Rüstung : Waffen für die Welt

Deutschland ist der drittgrößte Rüstungslieferant der Welt. Daran ist auch Rot-Grün schuld.

Philipp Lichterbeck

Berlin - Auf den ersten Blick ist es ein eklatanter Widerspruch: Obwohl die Regierungskoalition aus Union und SPD ihre Rüstungsexportpolitik „restriktiv“ gestalten will, ist Deutschland im vergangenen Jahr zum drittgrößten Waffenexporteur der Welt geworden. Man wolle durch „Begrenzung“ der Exporte „einen Beitrag zur Sicherung des Friedens, der Menschenrechte und der nachhaltigen Entwicklung in der Welt leisten“, heißt es in den Rüstungsexportrichtlinien der Bundesregierung. Dennoch wurden 2006 Waffen oder Waffenkomponenten im Wert von 2,9 Milliarden Euro ausgeführt, wie aus einer Studie des Stockholmer Friedensforschungsinstitut Sipri hervorgeht. Im Jahr 2005 waren es nur rund 1,1 Milliarden Euro. Demnach hat sich Deutschland in der Rangliste der weltweit größten Waffenlieferanten vor Frankreich geschoben.

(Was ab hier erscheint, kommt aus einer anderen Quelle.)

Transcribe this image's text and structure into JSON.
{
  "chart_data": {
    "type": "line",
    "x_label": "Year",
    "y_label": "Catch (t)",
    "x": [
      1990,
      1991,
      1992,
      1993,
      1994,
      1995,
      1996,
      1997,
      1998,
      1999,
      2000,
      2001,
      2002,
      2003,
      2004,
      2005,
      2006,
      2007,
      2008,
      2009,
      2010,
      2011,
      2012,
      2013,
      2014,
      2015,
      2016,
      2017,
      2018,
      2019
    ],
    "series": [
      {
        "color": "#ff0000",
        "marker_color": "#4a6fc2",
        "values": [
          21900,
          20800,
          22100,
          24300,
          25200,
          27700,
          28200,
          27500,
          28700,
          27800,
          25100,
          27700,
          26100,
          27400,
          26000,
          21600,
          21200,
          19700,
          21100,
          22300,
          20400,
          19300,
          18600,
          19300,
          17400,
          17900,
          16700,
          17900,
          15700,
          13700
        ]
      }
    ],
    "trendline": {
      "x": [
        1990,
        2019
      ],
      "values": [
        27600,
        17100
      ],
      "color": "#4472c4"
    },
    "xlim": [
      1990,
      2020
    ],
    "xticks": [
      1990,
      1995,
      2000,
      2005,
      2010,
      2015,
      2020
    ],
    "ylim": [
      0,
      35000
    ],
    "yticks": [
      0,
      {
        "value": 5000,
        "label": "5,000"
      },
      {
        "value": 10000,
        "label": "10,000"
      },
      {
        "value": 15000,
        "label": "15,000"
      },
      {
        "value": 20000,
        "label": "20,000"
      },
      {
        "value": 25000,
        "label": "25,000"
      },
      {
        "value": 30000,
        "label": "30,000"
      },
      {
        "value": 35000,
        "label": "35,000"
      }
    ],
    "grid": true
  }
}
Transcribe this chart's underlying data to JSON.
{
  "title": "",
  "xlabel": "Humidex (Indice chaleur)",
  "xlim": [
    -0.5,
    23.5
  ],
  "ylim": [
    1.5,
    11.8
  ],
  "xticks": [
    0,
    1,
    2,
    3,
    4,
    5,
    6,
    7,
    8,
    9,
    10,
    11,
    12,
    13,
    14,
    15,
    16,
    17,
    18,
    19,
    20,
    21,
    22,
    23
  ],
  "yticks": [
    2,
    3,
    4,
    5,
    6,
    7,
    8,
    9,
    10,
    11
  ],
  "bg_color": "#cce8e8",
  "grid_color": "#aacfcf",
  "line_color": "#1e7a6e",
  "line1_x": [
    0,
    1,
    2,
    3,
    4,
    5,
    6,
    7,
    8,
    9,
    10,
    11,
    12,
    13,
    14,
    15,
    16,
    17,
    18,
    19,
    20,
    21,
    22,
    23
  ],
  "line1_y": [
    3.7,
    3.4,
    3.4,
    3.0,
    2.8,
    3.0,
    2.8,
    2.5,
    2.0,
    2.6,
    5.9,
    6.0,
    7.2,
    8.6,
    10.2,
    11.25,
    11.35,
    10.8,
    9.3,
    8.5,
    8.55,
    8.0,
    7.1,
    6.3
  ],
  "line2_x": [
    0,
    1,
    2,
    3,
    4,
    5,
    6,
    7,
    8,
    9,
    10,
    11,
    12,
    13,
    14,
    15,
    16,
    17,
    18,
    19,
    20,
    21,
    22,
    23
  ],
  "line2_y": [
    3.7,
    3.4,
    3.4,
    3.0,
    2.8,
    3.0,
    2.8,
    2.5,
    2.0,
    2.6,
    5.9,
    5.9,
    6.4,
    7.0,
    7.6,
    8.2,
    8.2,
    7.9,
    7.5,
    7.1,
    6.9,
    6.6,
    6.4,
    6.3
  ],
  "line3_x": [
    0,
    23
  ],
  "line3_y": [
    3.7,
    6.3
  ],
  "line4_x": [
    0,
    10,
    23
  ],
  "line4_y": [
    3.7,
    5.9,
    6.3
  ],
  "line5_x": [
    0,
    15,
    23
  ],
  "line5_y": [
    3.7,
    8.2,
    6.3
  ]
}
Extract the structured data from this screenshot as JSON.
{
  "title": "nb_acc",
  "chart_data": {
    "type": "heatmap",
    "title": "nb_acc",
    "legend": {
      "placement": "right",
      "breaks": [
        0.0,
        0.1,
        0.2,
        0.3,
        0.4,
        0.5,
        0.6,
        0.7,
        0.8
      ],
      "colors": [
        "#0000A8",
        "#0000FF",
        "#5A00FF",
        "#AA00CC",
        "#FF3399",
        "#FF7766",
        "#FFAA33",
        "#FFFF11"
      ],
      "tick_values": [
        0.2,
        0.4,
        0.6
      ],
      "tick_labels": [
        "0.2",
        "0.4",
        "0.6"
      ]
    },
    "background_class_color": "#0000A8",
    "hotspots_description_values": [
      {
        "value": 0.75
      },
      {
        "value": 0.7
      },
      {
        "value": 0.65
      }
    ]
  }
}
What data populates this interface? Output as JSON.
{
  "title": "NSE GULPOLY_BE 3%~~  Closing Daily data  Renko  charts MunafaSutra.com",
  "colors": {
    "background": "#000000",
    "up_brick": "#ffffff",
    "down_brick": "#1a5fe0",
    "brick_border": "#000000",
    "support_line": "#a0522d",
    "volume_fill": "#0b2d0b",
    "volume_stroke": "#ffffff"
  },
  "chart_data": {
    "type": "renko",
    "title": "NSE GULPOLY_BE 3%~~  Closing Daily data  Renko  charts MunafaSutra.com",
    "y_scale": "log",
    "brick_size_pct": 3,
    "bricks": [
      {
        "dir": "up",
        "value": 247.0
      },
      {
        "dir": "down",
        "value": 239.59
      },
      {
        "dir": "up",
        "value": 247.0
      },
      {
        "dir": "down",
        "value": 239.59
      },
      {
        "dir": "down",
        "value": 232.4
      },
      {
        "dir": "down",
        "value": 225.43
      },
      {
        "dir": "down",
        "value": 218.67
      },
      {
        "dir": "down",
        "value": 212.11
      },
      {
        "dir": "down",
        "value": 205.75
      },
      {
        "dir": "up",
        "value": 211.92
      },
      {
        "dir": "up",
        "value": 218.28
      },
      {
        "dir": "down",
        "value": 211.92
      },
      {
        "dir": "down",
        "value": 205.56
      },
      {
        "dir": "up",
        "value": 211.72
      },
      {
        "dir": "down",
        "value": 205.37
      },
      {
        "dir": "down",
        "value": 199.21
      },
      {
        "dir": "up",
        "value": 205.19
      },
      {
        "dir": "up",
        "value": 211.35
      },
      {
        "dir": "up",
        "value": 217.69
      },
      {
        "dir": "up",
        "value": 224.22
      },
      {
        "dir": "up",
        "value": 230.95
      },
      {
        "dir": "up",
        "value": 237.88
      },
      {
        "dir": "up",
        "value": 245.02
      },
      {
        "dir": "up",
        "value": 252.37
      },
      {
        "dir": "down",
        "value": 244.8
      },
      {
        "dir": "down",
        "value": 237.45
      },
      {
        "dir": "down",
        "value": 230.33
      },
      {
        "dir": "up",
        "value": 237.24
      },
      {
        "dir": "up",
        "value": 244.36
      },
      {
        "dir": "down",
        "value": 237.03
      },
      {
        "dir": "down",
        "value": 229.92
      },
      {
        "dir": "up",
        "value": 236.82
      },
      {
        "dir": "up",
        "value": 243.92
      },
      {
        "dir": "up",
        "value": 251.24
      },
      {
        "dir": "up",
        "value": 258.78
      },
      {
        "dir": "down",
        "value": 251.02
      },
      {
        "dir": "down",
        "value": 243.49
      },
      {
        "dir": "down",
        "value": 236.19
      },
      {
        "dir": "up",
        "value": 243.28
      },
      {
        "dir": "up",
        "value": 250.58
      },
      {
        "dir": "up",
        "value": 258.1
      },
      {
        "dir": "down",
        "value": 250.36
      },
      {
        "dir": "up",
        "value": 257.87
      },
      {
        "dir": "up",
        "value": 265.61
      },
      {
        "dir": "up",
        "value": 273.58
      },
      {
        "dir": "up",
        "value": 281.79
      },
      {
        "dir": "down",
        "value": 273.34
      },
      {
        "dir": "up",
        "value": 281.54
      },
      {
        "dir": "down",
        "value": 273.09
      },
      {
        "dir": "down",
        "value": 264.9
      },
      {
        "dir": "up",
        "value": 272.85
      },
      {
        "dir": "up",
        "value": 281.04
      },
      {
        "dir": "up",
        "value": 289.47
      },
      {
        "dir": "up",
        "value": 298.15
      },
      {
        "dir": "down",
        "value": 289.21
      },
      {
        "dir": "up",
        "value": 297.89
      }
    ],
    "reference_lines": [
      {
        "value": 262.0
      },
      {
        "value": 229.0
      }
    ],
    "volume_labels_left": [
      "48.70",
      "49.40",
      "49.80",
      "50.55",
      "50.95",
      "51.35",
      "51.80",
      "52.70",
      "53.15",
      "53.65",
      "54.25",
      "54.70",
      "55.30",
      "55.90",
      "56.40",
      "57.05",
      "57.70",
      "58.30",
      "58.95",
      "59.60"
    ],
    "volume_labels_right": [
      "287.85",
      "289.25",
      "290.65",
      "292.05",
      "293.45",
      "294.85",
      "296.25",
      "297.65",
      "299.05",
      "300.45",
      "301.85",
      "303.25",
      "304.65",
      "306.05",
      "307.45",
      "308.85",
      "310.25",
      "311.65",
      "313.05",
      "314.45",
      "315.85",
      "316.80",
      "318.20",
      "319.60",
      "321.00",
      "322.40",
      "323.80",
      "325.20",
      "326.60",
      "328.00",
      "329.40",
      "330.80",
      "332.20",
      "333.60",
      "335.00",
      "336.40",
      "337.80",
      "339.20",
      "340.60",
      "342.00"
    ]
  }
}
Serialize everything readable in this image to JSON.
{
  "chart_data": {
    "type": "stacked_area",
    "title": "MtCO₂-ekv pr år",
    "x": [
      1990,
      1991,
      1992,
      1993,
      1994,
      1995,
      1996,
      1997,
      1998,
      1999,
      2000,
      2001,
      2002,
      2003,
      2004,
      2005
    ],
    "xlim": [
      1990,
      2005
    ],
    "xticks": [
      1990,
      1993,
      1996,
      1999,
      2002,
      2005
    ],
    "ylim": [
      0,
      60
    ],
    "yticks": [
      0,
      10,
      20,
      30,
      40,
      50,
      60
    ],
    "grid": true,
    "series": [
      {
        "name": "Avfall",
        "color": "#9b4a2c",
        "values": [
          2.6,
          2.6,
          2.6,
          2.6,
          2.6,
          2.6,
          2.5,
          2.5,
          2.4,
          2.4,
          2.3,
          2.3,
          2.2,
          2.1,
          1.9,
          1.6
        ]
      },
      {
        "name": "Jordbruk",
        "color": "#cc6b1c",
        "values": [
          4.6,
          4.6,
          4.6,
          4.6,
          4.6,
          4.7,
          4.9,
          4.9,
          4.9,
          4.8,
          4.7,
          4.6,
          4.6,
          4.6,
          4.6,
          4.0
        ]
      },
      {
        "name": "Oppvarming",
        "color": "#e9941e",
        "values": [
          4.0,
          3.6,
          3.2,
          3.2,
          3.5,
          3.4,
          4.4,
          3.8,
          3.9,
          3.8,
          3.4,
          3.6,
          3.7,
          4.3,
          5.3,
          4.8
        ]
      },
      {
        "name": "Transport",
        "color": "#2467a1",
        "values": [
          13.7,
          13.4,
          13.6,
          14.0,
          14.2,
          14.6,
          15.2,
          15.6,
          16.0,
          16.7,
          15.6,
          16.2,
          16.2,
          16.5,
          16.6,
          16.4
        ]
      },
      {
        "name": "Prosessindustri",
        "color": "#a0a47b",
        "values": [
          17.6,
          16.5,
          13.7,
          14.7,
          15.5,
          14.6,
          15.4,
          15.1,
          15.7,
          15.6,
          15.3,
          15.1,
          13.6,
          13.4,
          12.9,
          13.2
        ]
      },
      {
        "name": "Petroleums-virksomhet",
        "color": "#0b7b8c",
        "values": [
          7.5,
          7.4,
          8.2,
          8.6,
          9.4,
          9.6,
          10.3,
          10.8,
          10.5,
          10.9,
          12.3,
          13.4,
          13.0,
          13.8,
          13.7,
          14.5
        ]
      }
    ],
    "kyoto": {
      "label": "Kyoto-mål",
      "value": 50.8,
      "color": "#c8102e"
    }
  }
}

Die Vorsitzende der Grünen, Claudia Roth, bezeichnet Bundesverteidigungsminister Franz Josef Jung (CDU) deshalb als „Handlungsreisenden“, der „in Sachen Waffengeschäfte“ unterwegs sei, und U-Boote nach Pakistan und Kampfflugzeuge nach Indien verkaufe. Zur Kontrolle schlägt Roth vor, dass das Parlament künftig ein „Widerspruchsrecht bei Rüstungsexporten“ erhalten solle.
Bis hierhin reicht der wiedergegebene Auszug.